Wednesday, January 09, 2008

the fog of work. (1st in a series).



perhaps you have heard of the fog of work? it was tuffy's blog.
i'm sure the title is some kind of play on words on a classy/poignant phrase or old-timey jive-lingo.

who knows? and, who cares, really?

the facts are simple:

it was a relatively decent blog that managed to cover a small array of overly-researched topics fairly thoroughly, and;

tuffy killed it.

but before he did, it was almost to the point of interesting, with lots of actually semi-useful tips, and a bunch of crap about "other" "sports", like baseball. (yawn).

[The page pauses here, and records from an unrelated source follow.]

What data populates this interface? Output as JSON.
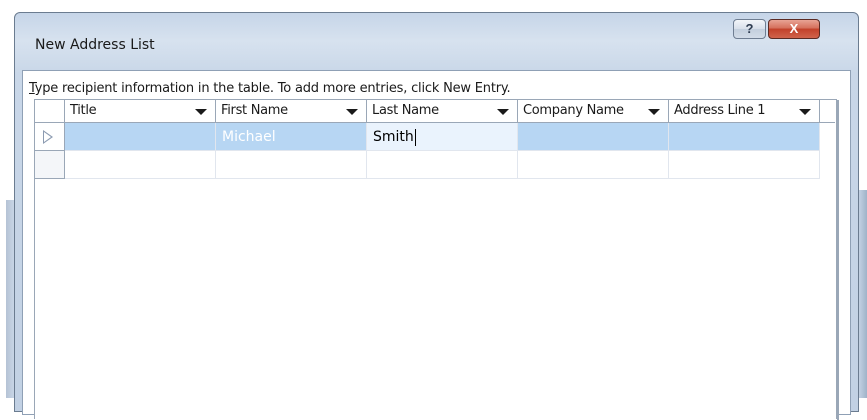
{
  "window": {
    "title": "New Address List",
    "help_label": "?",
    "close_label": "X"
  },
  "instruction": {
    "first_char": "T",
    "rest": "ype recipient information in the table.  To add more entries, click New Entry."
  },
  "columns": [
    {
      "label": "Title"
    },
    {
      "label": "First Name"
    },
    {
      "label": "Last Name"
    },
    {
      "label": "Company Name"
    },
    {
      "label": "Address Line 1"
    }
  ],
  "rows": [
    {
      "title": "",
      "first_name": "Michael",
      "last_name": "Smith",
      "company_name": "",
      "address_line_1": "",
      "selected": true,
      "editing_column": "last_name"
    },
    {
      "title": "",
      "first_name": "",
      "last_name": "",
      "company_name": "",
      "address_line_1": "",
      "selected": false
    }
  ],
  "icons": {
    "help": "help-icon",
    "close": "close-icon",
    "row_pointer": "row-pointer-icon",
    "column_dropdown": "chevron-down-icon"
  },
  "colors": {
    "selected_row": "#b7d6f3",
    "close_button": "#c2412a",
    "title_gradient": "#d7e2ef"
  }
}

take this sage advice from tuffy, for example:

Words I've been living by:

1) "All good things must come to an end. Thankfully, so to must the bad things."

2) "Something good will come from this. It always does."

3) "A poor man is better than a liar."
i don't know if he's still living by these words, but he should be.

and where did he get this stuff?



(this was a caption contest. can anyone think of some more captions for it?)

of course, it wasn't all top-notch reporting...
there were a few instances of fluff during the course of the blogs run. but given the minimal staffing at thefogofwork.blogspot.com, and the well-documented fact that the editor spent 90% of his time triple-checking comma and hyphen placement, the occasional fluff piece could be over-looked.

cycling was not the only topic, but was by far the favorite with regular readers, who consider cycling vastly more interesting and entertaining than say, tuffy's fantasy college basketball lame-fest, or some coming-of-age story about mauer's sideburns.

and ultimately, it was a cycling debate that became the final nail in 'the fogs' coffin.
in the end, tuffy decided the logical thing to do was to yank the handlebars hard to port, and veer wildly out of the pack, off of the smooth-paved road of free press, and into the ditch of non-bloggery, high school social studies, and contempt.



it was a soft suicide.

rip, the fog of work.


part 1 in a series pertaining to minneapolis blog homicides.

1 comment:

Anonymous said...

Never got the chance to see it, but a more fitting farewell I haven't seen. Well done.